Another source said there are railroad embargos limiting permits in the Houston area and because of the rail delays, packaging can not be done until January.
This makes the timing of export cargoes to Asia quite tight for any seller trying to get resin to that region ahead of the Chinese New Year.
According to market sources, container ships must leave the US Gulf by no later than mid-December in order to arrive at Chinese main ports before the long holiday. Shipping times from the US Gulf Coast to Asia average about 45 days.
Some traders have stepped away from the spot polyethylene export market in mid-November. "I've got some railcars coming at the end of November that I hope to get out before the end of the year," the trader said, noting that delays have lengthened.
US PP market participants said some exporters are not willing to wait on backlogs to clear, and are actively moving plastic resins of every variety to both the US West Coast and the US East Coast in order to get their volumes packaged and ready to be shipped.
The boom in export volumes is the result of weak demand in the US domestic market, which has lengthened producer inventories, sources said.
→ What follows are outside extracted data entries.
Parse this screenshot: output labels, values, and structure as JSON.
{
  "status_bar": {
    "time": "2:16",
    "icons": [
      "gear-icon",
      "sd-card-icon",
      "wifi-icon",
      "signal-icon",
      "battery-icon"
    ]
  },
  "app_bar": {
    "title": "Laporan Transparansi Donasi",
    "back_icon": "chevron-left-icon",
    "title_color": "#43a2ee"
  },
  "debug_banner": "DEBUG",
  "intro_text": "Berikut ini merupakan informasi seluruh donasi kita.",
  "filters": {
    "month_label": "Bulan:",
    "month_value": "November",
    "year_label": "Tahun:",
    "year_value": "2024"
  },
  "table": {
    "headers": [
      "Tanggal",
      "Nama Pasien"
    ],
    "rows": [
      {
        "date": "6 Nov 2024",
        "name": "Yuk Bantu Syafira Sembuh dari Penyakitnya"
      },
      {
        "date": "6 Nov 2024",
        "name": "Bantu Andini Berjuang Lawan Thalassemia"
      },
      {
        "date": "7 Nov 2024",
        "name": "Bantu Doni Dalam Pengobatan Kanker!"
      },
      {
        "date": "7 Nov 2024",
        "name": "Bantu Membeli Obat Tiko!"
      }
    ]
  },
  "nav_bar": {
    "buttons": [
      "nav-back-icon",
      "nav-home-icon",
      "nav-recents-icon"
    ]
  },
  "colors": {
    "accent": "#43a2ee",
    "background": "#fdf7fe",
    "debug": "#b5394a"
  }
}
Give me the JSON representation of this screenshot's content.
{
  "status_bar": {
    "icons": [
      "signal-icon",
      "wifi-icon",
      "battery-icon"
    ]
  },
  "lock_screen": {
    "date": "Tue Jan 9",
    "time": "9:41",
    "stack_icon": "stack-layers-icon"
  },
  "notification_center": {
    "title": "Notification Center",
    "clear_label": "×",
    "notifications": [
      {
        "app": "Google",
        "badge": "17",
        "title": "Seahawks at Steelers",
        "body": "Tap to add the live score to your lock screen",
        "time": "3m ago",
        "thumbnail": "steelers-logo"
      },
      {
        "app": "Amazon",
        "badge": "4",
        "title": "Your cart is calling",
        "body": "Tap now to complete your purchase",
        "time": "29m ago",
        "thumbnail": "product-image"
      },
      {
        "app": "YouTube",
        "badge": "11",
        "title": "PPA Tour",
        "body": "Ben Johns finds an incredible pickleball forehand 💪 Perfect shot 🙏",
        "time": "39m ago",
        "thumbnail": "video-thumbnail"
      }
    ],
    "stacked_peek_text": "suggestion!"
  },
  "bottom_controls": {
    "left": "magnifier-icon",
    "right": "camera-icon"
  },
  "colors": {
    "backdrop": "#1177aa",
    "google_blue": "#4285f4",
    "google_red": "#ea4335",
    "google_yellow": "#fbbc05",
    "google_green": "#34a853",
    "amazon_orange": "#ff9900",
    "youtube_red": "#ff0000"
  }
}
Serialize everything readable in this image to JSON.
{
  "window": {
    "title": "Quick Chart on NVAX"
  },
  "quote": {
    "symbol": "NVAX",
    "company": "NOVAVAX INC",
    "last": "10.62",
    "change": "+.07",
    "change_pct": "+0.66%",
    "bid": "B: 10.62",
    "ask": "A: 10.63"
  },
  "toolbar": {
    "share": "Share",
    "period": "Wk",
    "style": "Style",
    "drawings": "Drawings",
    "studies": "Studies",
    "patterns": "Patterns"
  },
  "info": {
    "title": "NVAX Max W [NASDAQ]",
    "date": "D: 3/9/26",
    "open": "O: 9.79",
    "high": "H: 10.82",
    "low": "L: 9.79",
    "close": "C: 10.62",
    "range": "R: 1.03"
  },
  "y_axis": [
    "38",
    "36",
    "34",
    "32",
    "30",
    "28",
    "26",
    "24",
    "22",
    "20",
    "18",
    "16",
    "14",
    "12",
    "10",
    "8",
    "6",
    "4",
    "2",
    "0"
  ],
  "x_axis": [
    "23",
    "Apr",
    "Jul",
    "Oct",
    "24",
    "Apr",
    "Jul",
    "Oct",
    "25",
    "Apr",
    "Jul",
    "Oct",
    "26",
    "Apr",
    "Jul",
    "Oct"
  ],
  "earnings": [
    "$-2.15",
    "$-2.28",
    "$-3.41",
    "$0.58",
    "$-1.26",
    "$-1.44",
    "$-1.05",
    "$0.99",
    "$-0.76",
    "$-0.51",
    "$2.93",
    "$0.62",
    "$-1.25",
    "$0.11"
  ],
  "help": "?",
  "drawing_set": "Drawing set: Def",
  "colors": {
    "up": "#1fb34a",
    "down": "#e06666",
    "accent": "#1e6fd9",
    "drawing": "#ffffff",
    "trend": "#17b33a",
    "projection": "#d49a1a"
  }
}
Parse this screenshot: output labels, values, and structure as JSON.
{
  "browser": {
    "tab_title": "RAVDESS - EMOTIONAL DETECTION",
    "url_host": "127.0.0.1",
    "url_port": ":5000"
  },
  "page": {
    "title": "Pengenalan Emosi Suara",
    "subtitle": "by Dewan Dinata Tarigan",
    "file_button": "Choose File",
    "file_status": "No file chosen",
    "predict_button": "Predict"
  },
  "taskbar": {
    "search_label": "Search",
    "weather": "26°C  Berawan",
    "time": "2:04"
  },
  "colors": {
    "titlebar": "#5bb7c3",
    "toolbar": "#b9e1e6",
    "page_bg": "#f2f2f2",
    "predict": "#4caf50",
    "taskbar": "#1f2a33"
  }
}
In the polypropylene market, sources said that a lengthy destocking period in September and October, during which consumers covered requirements with on-site inventory, had been completed. Producers also cut production rates during that period. But, there is still not enough US domestic demand, and producers are using exports as a way to keep their own inventories from getting too high.
Availability of railcars so far have not been a limiting factor in the export market, as domestic consumers are not taking as much material because of falling US prices.
One producer said that US consumers are only taking enough resin to meet demand in the currently depressed domestic market, which has made more railcars available.
As a result, the source said that empty cars for domestic consumers are returning to the plant quicker than normal.
Congestion at resin warehouses and packaging facilities, however, has created some concerns, a source said. "It takes eight to ten days to move a railcar from one side of Houston to the other,"one market source said.
The bottlenecks at the packaging facilities have been partially alleviated by increased shifts, one market source said. Under normal market conditions, packaging facilities operate about 10 hours a day, the source said.
Despite the increased demand for bagging, costs have not gone up, one producer said. However, traders have reported bagging fees about a half-cent higher per pound in some cases, up from 2 cents/lb under normal conditions.
One trader said it was still doing business for export, despite the complicated logistics, but November business was now completed. December export prices have not surfaced yet, and market sources were mixed on the direction of prices.
A producer, however, said it expected domestic prices to firm in December, as inventories were tight because of the increased export activity. Producers issued December price increases of 6 cents/lb, which buyers have said would not find support in a low-demand market.